D’autres images ont trouvé place dans mes peintures : bribes de photos recueillies au hasard de mes pérégrinations : un pneu de bus incendié, un moteur d’avion au Musée de l’Air, un coin de jardin, autant de « pièces détachées » tombées du réel. Et aussi des photos de peintures elles-mêmes contenant d’autres photos mises en abyme. En m’arrêtant ainsi sur un nombre limité d’images manipulées par photo, photocopie, numérisation, transfert sur toile, en les répétant et en les recyclant plusieurs fois, je cherchais à me bâtir un lieu à l’abri du flot infini, inutile et fatigant des autres images possibles.
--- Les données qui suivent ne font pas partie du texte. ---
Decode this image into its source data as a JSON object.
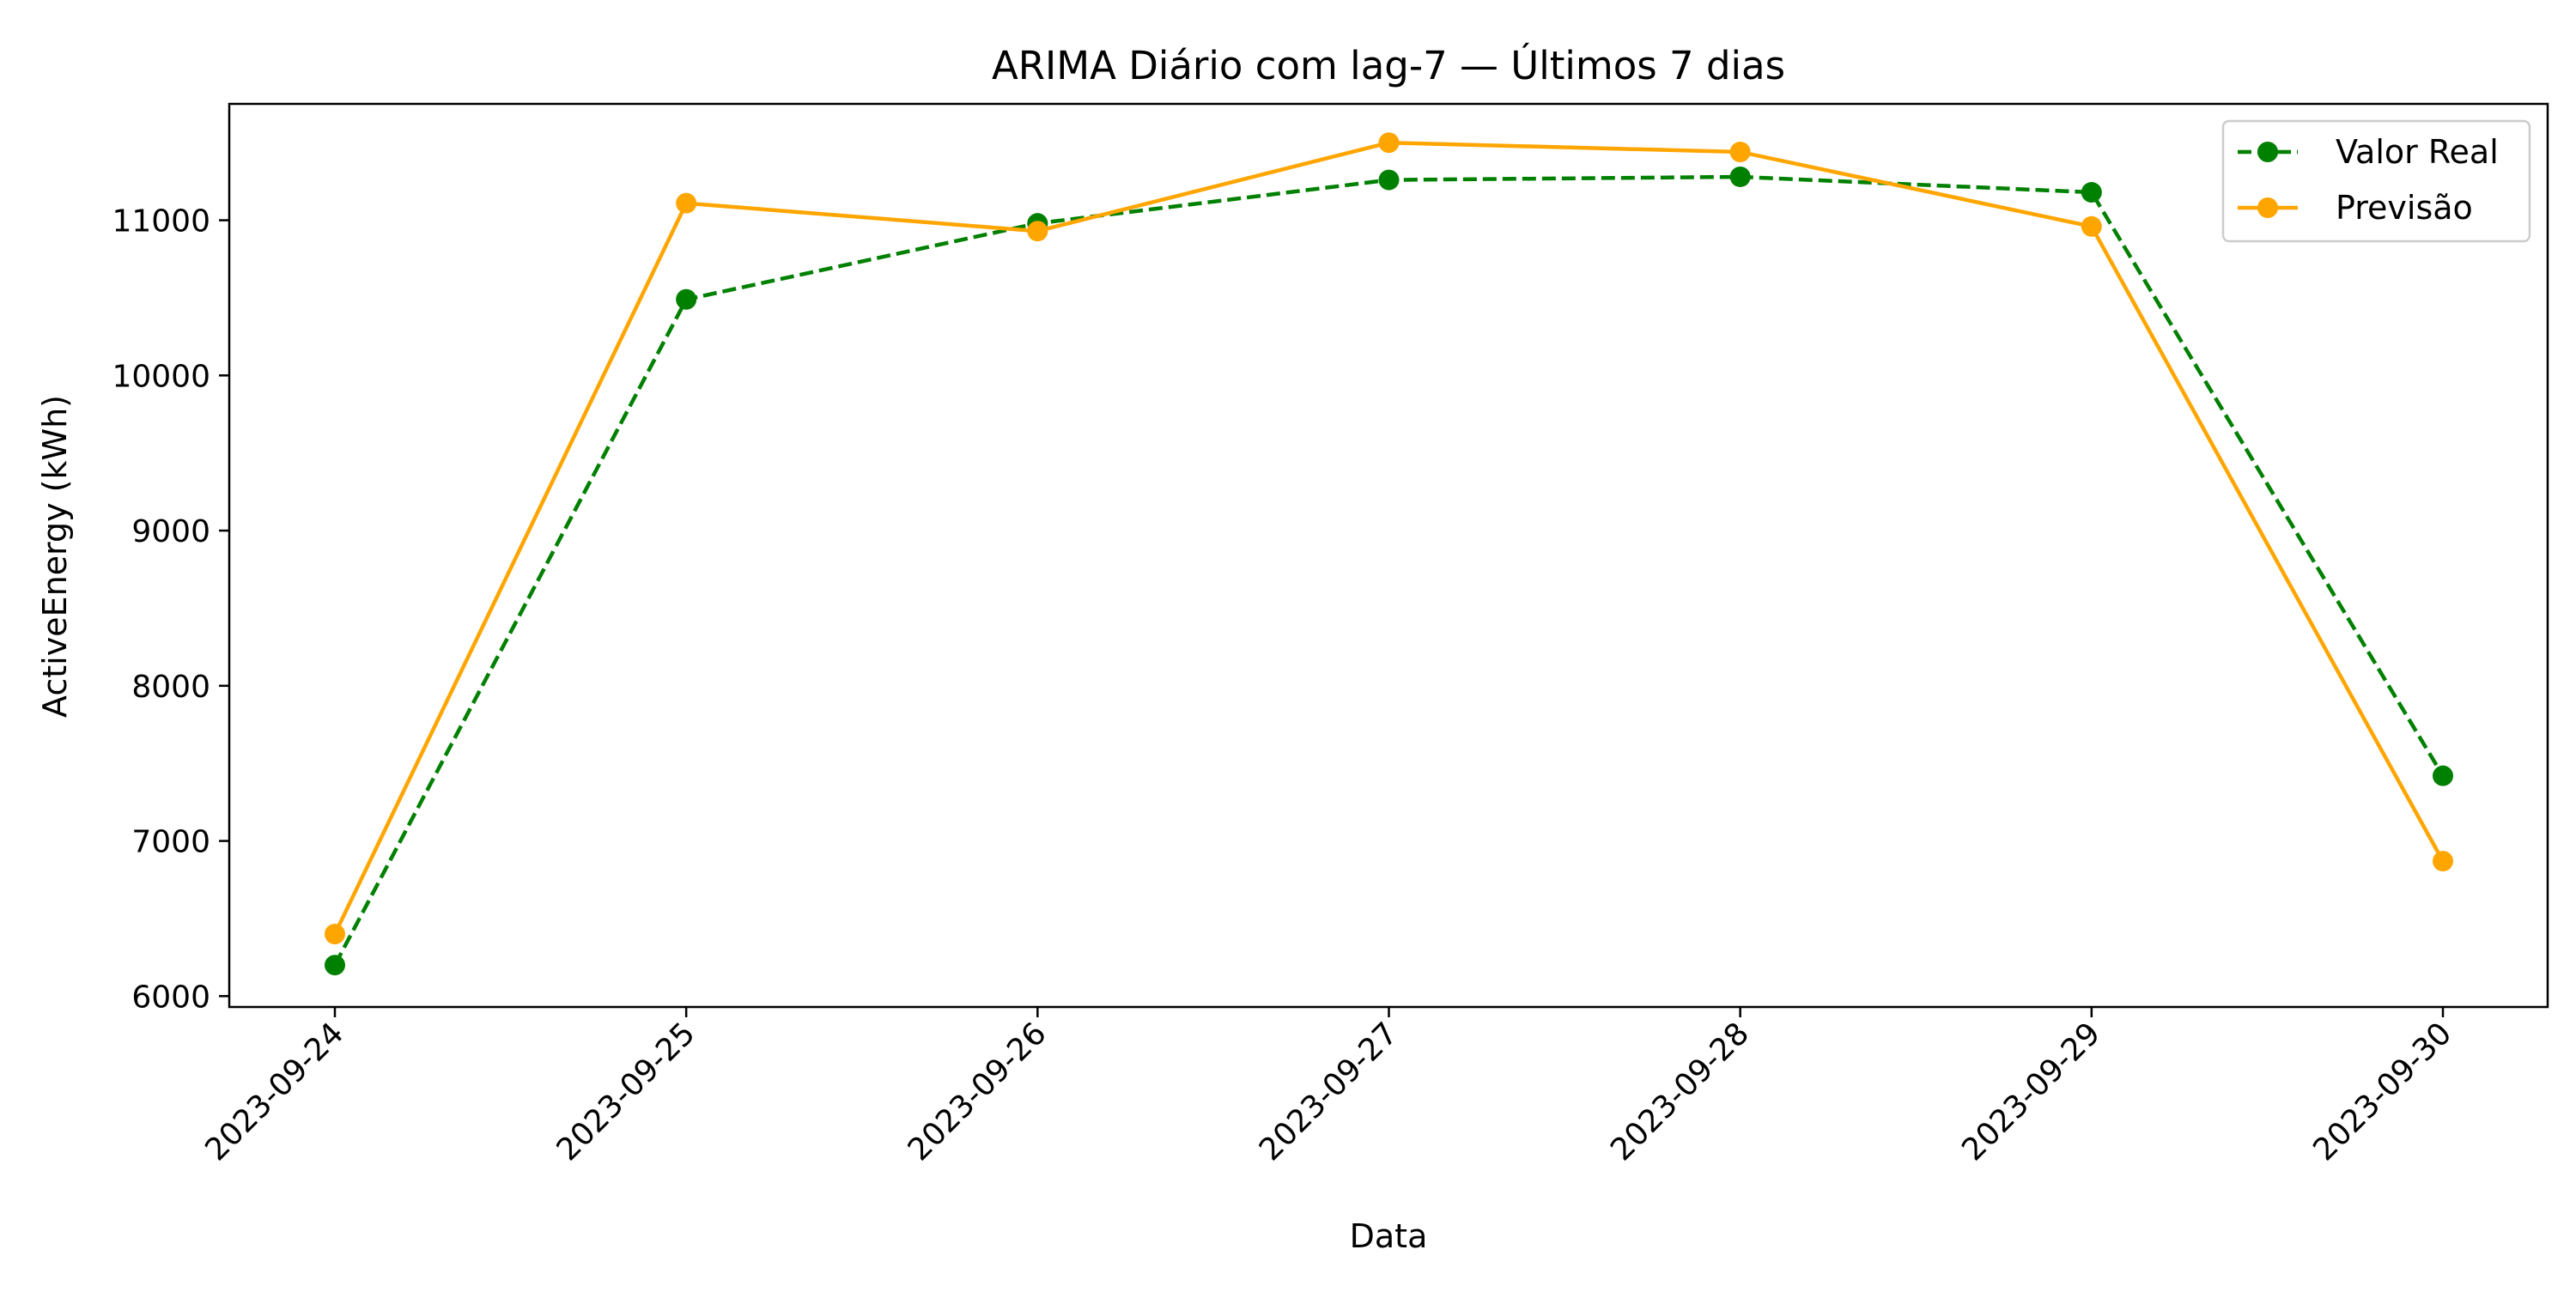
{
  "chart_data": {
    "type": "line",
    "title": "ARIMA Diário com lag-7 — Últimos 7 dias",
    "xlabel": "Data",
    "ylabel": "ActiveEnergy (kWh)",
    "x": [
      "2023-09-24",
      "2023-09-25",
      "2023-09-26",
      "2023-09-27",
      "2023-09-28",
      "2023-09-29",
      "2023-09-30"
    ],
    "ylim": [
      5930,
      11750
    ],
    "yticks": [
      6000,
      7000,
      8000,
      9000,
      10000,
      11000
    ],
    "grid": false,
    "legend_position": "upper right",
    "series": [
      {
        "name": "Valor Real",
        "color": "#008000",
        "line_style": "dashed",
        "marker": "circle",
        "values": [
          6200,
          10490,
          10980,
          11260,
          11280,
          11180,
          7420
        ]
      },
      {
        "name": "Previsão",
        "color": "#FFA500",
        "line_style": "solid",
        "marker": "circle",
        "values": [
          6400,
          11110,
          10930,
          11500,
          11440,
          10960,
          6870
        ]
      }
    ]
  }
}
Ayant accueilli ce désordre de la matière et accepté l’arbitraire dans le choix des images, je pouvais commencer à peindre, à me rendre maître du terrain de ma toile. J’aime les peintures construites, qui ne nient pas les hasards sur lesquels elles s’édifient mais négocient, composent avec, acceptent la contradiction sans céder sur l’essentiel. L’essentiel, c’est quoi au fait ? Ordre et beauté, luxe, calme et volupté ? Avec, pour la légèreté, quelques petites imperfections.
10 octobre 2001, Conclusion du livre « Exercices spirituels, peinture et écriture »
Yves Desvaux Veeska - Exercices spirituels, peinture et écriture
"J'aurais préféré être un pommier et faire des pommes. Mais je suis peintre, alors je fais des peintures."